そして、ついに開城を促す使者が訪れたのである。


 成政は決断した。否、そうせざるを得なかった。確かに五千という籠城戦にしては潤沢な兵力はあった。だが、城内には厭戦気分が蔓延し、家臣達も開城したいという無言の圧力があったのである。条件が予想以上に好条件であったのも後押しした。即ち、越中二郡を安堵し、城兵は総赦免の上、上杉家の与力として厚遇すると言うのである。実質的に富山城以外をすべて攻略された現状では破格であったのだ。

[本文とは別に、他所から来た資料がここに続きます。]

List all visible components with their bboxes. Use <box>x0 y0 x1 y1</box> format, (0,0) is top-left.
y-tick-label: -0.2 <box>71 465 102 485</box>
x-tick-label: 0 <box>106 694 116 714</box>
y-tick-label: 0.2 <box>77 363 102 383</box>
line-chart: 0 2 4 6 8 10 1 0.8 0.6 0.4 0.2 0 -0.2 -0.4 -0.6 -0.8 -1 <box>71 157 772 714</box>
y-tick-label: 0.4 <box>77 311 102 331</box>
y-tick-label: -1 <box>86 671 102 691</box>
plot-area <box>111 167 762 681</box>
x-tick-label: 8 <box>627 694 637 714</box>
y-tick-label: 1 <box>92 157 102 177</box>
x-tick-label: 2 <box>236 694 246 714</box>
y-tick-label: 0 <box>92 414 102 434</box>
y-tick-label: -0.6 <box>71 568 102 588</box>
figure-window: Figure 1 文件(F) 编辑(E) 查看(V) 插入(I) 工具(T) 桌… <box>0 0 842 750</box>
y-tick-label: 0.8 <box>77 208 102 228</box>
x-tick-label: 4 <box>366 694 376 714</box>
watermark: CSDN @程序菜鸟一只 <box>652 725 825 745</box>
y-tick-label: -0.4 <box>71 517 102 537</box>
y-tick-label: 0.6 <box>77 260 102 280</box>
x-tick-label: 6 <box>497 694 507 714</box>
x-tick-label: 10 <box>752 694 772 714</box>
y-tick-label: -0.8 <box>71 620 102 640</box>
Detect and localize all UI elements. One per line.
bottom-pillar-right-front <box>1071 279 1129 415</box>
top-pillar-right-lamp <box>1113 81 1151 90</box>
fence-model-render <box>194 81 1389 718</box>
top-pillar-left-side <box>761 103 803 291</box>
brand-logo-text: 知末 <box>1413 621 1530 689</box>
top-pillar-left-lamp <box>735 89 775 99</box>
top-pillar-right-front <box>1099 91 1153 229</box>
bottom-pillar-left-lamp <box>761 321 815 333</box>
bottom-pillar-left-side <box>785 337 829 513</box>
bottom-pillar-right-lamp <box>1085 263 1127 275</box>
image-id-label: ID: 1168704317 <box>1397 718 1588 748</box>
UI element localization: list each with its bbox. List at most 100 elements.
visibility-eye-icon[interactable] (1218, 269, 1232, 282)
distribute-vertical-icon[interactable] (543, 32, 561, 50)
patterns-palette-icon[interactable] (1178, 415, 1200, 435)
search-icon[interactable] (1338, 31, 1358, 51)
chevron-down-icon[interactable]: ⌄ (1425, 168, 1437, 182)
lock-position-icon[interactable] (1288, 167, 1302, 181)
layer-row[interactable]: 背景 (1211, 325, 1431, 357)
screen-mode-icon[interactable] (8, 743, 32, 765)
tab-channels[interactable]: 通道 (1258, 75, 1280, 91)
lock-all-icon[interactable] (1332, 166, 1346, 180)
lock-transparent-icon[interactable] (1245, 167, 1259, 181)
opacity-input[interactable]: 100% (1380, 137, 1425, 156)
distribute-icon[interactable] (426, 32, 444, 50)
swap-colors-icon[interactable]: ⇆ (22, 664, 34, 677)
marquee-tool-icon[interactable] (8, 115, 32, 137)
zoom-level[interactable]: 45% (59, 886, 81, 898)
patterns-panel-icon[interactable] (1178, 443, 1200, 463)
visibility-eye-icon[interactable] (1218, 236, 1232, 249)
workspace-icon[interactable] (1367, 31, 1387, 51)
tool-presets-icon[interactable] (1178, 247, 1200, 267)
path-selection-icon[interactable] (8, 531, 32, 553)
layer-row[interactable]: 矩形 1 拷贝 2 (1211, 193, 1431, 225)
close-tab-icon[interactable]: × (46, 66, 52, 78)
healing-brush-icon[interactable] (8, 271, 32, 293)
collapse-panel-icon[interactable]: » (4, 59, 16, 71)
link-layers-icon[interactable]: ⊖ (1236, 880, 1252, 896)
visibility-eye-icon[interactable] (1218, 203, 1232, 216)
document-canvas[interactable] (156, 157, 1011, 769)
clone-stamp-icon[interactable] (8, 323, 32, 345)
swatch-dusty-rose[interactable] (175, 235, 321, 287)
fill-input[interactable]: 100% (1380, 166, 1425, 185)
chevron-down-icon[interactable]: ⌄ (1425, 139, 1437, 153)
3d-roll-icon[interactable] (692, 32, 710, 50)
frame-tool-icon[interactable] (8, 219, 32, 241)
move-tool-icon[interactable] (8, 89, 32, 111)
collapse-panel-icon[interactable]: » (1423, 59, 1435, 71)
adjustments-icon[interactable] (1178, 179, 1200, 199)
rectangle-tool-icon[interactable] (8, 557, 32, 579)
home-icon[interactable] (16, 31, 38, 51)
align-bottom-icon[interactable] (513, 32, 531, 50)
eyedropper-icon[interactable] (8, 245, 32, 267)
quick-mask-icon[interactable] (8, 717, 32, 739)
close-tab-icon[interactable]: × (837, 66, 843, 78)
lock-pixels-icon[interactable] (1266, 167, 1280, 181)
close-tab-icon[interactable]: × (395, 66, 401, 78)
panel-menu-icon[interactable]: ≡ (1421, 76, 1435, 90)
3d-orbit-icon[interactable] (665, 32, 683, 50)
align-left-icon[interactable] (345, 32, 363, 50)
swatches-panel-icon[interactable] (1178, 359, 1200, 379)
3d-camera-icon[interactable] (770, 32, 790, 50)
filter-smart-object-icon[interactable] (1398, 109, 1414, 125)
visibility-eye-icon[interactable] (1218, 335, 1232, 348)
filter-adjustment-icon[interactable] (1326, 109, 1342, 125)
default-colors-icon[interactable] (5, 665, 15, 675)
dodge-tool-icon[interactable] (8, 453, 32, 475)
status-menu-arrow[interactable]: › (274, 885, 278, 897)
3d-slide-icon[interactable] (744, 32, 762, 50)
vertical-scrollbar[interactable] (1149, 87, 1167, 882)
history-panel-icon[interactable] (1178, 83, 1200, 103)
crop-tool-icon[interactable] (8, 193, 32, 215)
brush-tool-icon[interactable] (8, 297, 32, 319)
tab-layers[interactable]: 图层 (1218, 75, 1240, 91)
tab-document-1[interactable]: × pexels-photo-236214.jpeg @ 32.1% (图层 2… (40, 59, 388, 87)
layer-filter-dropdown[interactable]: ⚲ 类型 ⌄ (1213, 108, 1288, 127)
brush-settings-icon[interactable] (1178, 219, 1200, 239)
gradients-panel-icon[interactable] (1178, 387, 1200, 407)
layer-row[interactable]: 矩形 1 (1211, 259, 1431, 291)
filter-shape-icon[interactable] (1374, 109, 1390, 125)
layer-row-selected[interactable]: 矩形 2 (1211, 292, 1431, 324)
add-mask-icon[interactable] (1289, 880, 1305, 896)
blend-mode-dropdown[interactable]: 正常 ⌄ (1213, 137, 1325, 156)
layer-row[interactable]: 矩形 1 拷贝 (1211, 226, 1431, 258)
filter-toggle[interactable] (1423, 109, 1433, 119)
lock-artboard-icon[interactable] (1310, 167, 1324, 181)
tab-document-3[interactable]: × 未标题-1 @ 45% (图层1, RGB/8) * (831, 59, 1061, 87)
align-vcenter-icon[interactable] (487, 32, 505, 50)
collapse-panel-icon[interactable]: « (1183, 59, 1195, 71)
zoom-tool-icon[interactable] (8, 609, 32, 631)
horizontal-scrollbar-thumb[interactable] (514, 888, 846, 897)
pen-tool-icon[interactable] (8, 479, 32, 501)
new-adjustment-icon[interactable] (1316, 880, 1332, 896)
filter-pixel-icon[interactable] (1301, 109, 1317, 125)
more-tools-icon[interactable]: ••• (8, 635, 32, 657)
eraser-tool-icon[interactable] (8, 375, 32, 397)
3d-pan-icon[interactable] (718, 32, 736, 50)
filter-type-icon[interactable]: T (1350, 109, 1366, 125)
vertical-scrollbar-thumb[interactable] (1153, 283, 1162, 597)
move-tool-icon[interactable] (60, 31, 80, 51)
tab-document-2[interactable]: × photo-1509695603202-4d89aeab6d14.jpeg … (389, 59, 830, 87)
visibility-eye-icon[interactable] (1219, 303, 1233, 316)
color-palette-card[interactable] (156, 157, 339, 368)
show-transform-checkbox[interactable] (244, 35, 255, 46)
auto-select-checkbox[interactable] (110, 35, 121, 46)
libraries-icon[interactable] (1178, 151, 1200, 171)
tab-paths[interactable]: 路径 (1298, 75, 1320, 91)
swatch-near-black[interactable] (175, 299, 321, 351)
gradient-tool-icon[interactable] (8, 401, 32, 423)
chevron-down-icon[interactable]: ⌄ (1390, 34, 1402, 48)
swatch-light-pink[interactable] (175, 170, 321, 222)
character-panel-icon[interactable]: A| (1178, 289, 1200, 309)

 成政は景勝に忠誠を誓う意志を固め、その陣幕を潜った。


「佐々内蔵助にございます。此度は温情あるお計らい、有難く……某、今後は上杉家の一員として力を尽くす所存……」

成政はそう言って低頭した。


「うむ……頼み入るぞ」

景勝は無表情に応え、成政は肩透かしを食らった。


「内蔵助殿?実城様は柴田殿配下で勇名を馳せた内蔵助殿を高く評価しておられる。ついては今後、北信濃に兵を進める覚悟にござる。元の織田家中と弓矢の沙汰に及ぶ事となるが、働いてもらえるであろうな?と言っても、織田家は徳川に乗っ取られたも同然……」

直江兼続が代わりに問いかけた。


「やはり、事実でござろうか」


「軒猿から火急の知らせが入った。信長公の妹君が徳川に再嫁し、尾張、美濃は徳川殿が物主となられる。これを乗っ取りと言わずして表現など出来ますまい?」


「確かに……して、三介殿は如何あいなりましょうや?」


「さて……其処まではわかり兼ねるが、織田の家名は残されるのでは?大義名分を掲げやすい故……そこで、我等が北信濃に攻め入れば、当然徳川殿は織田家の名のもとに攻め寄せるであろう。例えばでござるが、織田旧臣共への調略……内蔵助殿であれば幾分かはできまいか?」


「確かに、織田家中には忸怩たる思いで従った者もおるでしょう。某に出来る事があれば……ですが、元々徳川殿に盾突く事もできなんだ臆病者にござる。頼りにはなりますまい」


「やはりそうであろうな?承知した。では内蔵助殿には先陣としてその武勇を振るって頂こう。調略は片手間で結構。敵が疑心暗鬼になるだけでも儲けもの……頼みましたぞ?」


「微力を尽くしまする」

成政はそう言って頭を下げた。


「良しなに頼む……」

最後に景勝が声をかけ、短い会談は終了した。

越中は上杉喜平次景勝の領する所となり、勢力図の色分けはある程度明確となったのである。